If a tenant still cannot pay rent due to the Covid-19 pandemic, the lease cannot be terminated just because he is in arrears. And he also cannot be sued for the rent. This is helping people hit hard by the crisis but it does not mean that all tenants do not have to pay rent. Those who can make payments must continue to do so.

The Bill would grant eligible SME tenants in commercial properties that have suffered a significant revenue drop a total of four months of rental relief. This would be shared equally between the Government and the landlords.

SME tenants in industrial and office properties would also be given some relief in the Bill. It will be disbursed by the Inland Revenue Authority of Singapore to property owners from the end of July. Landlords are required to pass on the benefit to their SME tenants. This should help more SMEs, which account for 72 per cent of employment here, stay afloat.

The new Bill will also cover provisions on temporary relief from onerous contractual terms such as excessive late payment interest or charges. It will also let tenants repay their arrears through instalments.

The Bill will also temporarily raise the monetary threshold for bankruptcy to S$60,000 from S$15,000 usually, and raise that for insolvency to S$100,000 from S$10,000 usually. The statutory period to respond to demands from creditors will be temporarily lengthened to six months, from 21 days usually.

Directors will be temporarily relieved from the obligation to prevent their companies from trading while insolvent, if debts are incurred in the ordinary course of business.

It added that the contractual rights of banks are not affected, other than the right to start legal action for a default on a relevant loan, which is suspended for the six-month period. Banks’ contractual right to charge fees and interest for non-payment or late payment of loan obligations due is unaffected.

Landlords will have to unconditionally pass on their property tax rebate in full to their tenants.

Landlords are given 30% rebate on their property tax paid for the year 2020 in this budget, which will work out to about one month of rent for most properties. Those who fail to do so without reasonable excuse can be fined up to $5,000 under the Act.

Individuals or businesses unable to meet their contractual obligations because of the coronavirus situation and whom want to claim relief must give notice of relief to the other party. If prohibited actions under the law are taken against individuals or businesses despite a notice of relief, it will be an offence punishable with a fine.

Parties that cannot agree can seek help from the law, which will appoint a panel of assessors – professionals from the legal, accounting, financial and other industry sectors – to decide on what would be a just and equitable outcome for both parties.
The process will be fast and will take no more than 5 days at no cost to either party. The final decision by the assessor cannot be appealed against in the court. At the end of the relief period, the individual or business must fulfil the original contractual obligations.

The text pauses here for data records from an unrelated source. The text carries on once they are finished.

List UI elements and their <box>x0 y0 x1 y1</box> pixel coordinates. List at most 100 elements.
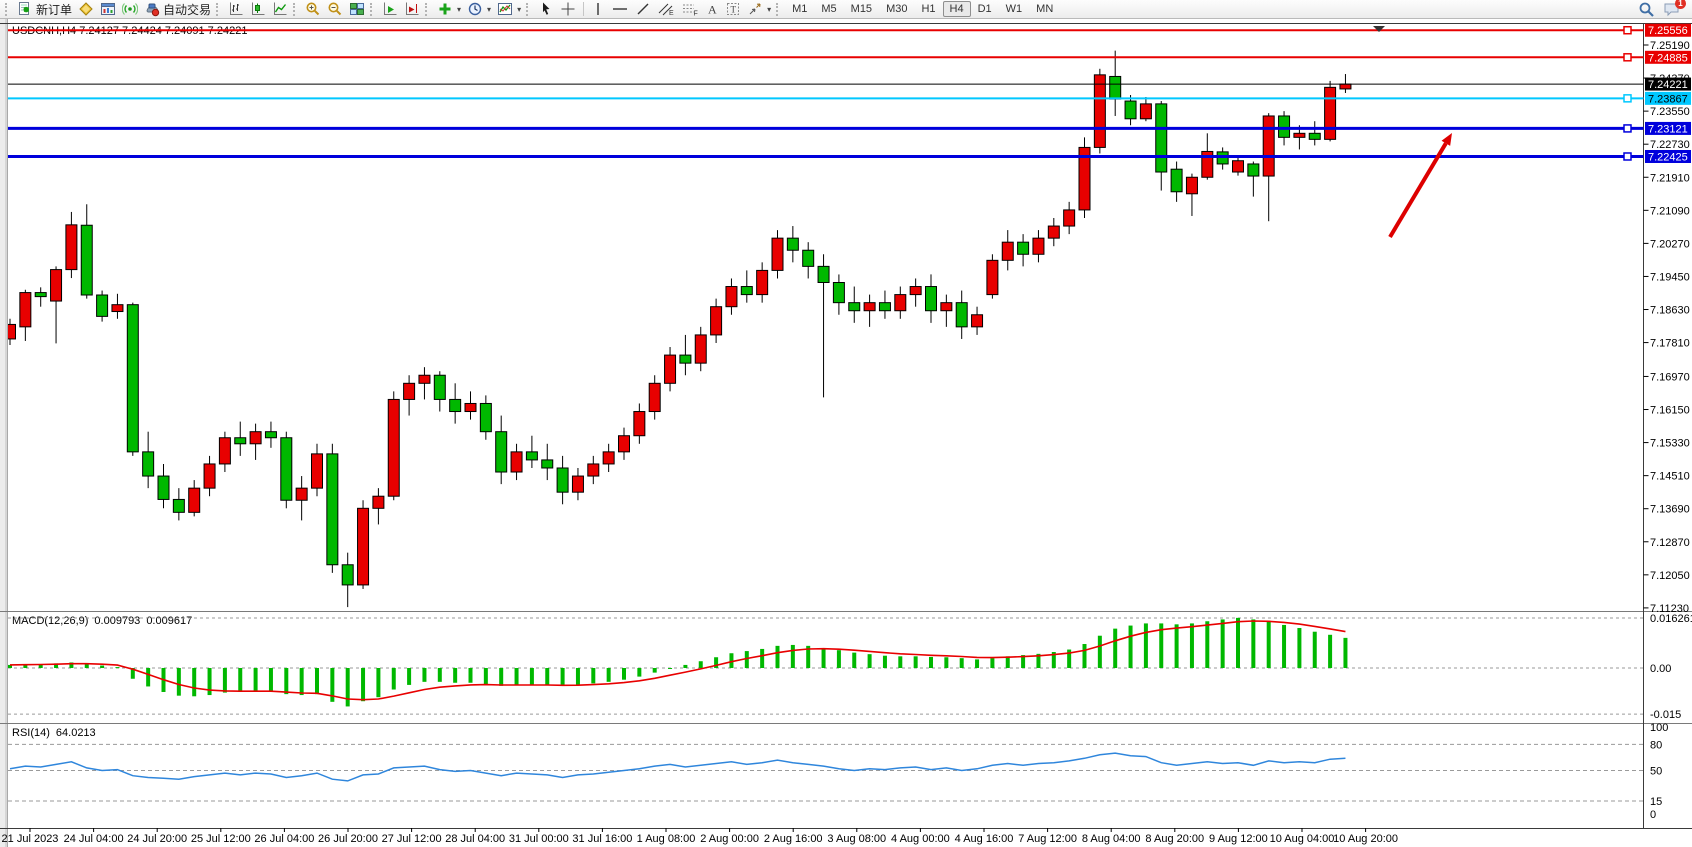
horizontal-line-tool-button[interactable] <box>608 1 632 18</box>
zoom-out-icon <box>328 2 342 16</box>
chart-candles-button[interactable] <box>247 1 269 18</box>
chart-shift-marker <box>1373 26 1385 32</box>
price-chart-canvas[interactable]: 7.251907.243707.235507.227307.219107.210… <box>0 19 1692 847</box>
chart-bars-button[interactable] <box>225 1 247 18</box>
autotrading-button[interactable]: 自动交易 <box>141 1 214 18</box>
chart-shift-icon <box>406 2 419 15</box>
trendline-tool-button[interactable] <box>632 1 654 18</box>
fibonacci-tool-button[interactable]: F <box>678 1 702 18</box>
signals-button[interactable] <box>119 1 141 18</box>
market-watch-button[interactable] <box>97 1 119 18</box>
crosshair-icon <box>561 2 575 16</box>
timeframe-d1[interactable]: D1 <box>977 3 992 15</box>
svg-text:10 Aug 20:00: 10 Aug 20:00 <box>1333 833 1398 845</box>
cursor-tool-button[interactable] <box>535 1 557 18</box>
auto-scroll-icon <box>384 2 397 15</box>
svg-text:26 Jul 20:00: 26 Jul 20:00 <box>318 833 378 845</box>
svg-text:7.23867: 7.23867 <box>1648 93 1688 105</box>
svg-text:7.19450: 7.19450 <box>1650 271 1690 283</box>
timeframe-m15[interactable]: M15 <box>850 3 873 15</box>
auto-scroll-button[interactable] <box>379 1 401 18</box>
timeframe-mn[interactable]: MN <box>1036 3 1054 15</box>
svg-text:7.17810: 7.17810 <box>1650 338 1690 350</box>
toolbar-grip[interactable] <box>526 2 531 16</box>
periods-button[interactable]: ▾ <box>464 1 494 18</box>
toolbar-grip[interactable] <box>5 2 10 16</box>
window-splitter[interactable] <box>0 19 8 847</box>
market-watch-icon <box>101 3 116 15</box>
svg-text:-0.015: -0.015 <box>1650 709 1681 721</box>
svg-text:9 Aug 12:00: 9 Aug 12:00 <box>1209 833 1268 845</box>
svg-text:7.13690: 7.13690 <box>1650 504 1690 516</box>
svg-text:7.12870: 7.12870 <box>1650 537 1690 549</box>
fibonacci-icon: F <box>683 4 698 17</box>
timeframe-m5[interactable]: M5 <box>821 3 837 15</box>
chart-window: USDCNH,H4 7.24127 7.24424 7.24091 7.2422… <box>0 19 1692 847</box>
svg-text:7.18630: 7.18630 <box>1650 305 1690 317</box>
clock-icon <box>468 2 482 16</box>
svg-text:7.25556: 7.25556 <box>1648 25 1688 37</box>
svg-text:T: T <box>731 5 737 15</box>
toolbar-grip[interactable] <box>776 2 781 16</box>
toolbar-grip[interactable] <box>370 2 375 16</box>
toolbar-grip[interactable] <box>293 2 298 16</box>
text-tool-button[interactable]: A <box>702 1 722 18</box>
main-toolbar: 新订单 自动交易 <box>0 0 1692 19</box>
new-order-button[interactable]: 新订单 <box>14 1 75 18</box>
svg-text:7.15330: 7.15330 <box>1650 438 1690 450</box>
text-label-icon: T <box>727 3 740 15</box>
search-icon[interactable] <box>1638 1 1655 18</box>
svg-text:7.21090: 7.21090 <box>1650 205 1690 217</box>
timeframe-h1[interactable]: H1 <box>921 3 936 15</box>
timeframe-m1[interactable]: M1 <box>792 3 808 15</box>
notification-count-badge: 1 <box>1675 0 1686 9</box>
chevron-down-icon: ▾ <box>517 4 522 14</box>
svg-text:7.23121: 7.23121 <box>1648 123 1688 135</box>
zoom-out-button[interactable] <box>324 1 346 18</box>
timeframe-w1[interactable]: W1 <box>1005 3 1023 15</box>
cursor-icon <box>543 2 550 15</box>
equidistant-channel-tool-button[interactable]: E <box>654 1 678 18</box>
svg-text:21 Jul 2023: 21 Jul 2023 <box>2 833 59 845</box>
svg-text:7 Aug 12:00: 7 Aug 12:00 <box>1018 833 1077 845</box>
candles <box>8 50 1352 608</box>
arrows-tool-button[interactable]: ▾ <box>744 1 774 18</box>
svg-text:7.23550: 7.23550 <box>1650 106 1690 118</box>
equidistant-channel-icon: E <box>658 3 674 17</box>
toolbar-grip[interactable] <box>425 2 430 16</box>
zoom-in-button[interactable] <box>302 1 324 18</box>
profiles-button[interactable] <box>75 1 97 18</box>
tile-windows-icon <box>350 3 365 15</box>
vertical-line-tool-button[interactable] <box>588 1 608 18</box>
svg-text:24 Jul 20:00: 24 Jul 20:00 <box>127 833 187 845</box>
rsi-indicator-label: RSI(14) 64.0213 <box>12 727 96 739</box>
crosshair-tool-button[interactable] <box>557 1 579 18</box>
text-label-tool-button[interactable]: T <box>722 1 744 18</box>
vertical-line-icon <box>597 3 599 15</box>
toolbar-grip[interactable] <box>216 2 221 16</box>
svg-text:7.21910: 7.21910 <box>1650 172 1690 184</box>
svg-text:7.11230: 7.11230 <box>1650 603 1689 615</box>
chart-shift-button[interactable] <box>401 1 423 18</box>
templates-button[interactable]: ▾ <box>494 1 524 18</box>
timeframe-h4[interactable]: H4 <box>942 1 971 17</box>
chart-line-button[interactable] <box>269 1 291 18</box>
trend-arrow-object <box>1441 133 1452 146</box>
tile-windows-button[interactable] <box>346 1 368 18</box>
chart-line-icon <box>274 2 287 15</box>
svg-text:50: 50 <box>1650 766 1662 778</box>
svg-text:26 Jul 04:00: 26 Jul 04:00 <box>254 833 314 845</box>
svg-text:1 Aug 08:00: 1 Aug 08:00 <box>637 833 696 845</box>
chevron-down-icon: ▾ <box>487 4 492 14</box>
svg-text:2 Aug 16:00: 2 Aug 16:00 <box>764 833 823 845</box>
timeframe-m30[interactable]: M30 <box>886 3 908 15</box>
svg-text:7.14510: 7.14510 <box>1650 471 1690 483</box>
add-indicator-button[interactable]: ▾ <box>434 1 464 18</box>
svg-text:25 Jul 12:00: 25 Jul 12:00 <box>191 833 251 845</box>
chevron-down-icon: ▾ <box>767 4 772 14</box>
svg-text:80: 80 <box>1650 739 1662 751</box>
svg-text:7.16970: 7.16970 <box>1650 371 1690 383</box>
notifications-button[interactable]: 1 <box>1663 0 1686 17</box>
chart-candles-icon <box>252 2 265 15</box>
profiles-icon <box>79 2 93 16</box>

Relief for property buyers with payment problems
The Covid-19 (Temporary Measures) Act, which kicked in on April 20 has been extended to the purchase and lease of homes. Only agreements between home buyers and developers for private housing and the HDB are covered. And these contracts must have been entered into before March 25, with payments due on or after Feb 1. Agreements between individuals are not covered. Home buyers can opt to defer progress payments and down payments to developers and the HDB from Feb 1 until Oct 19.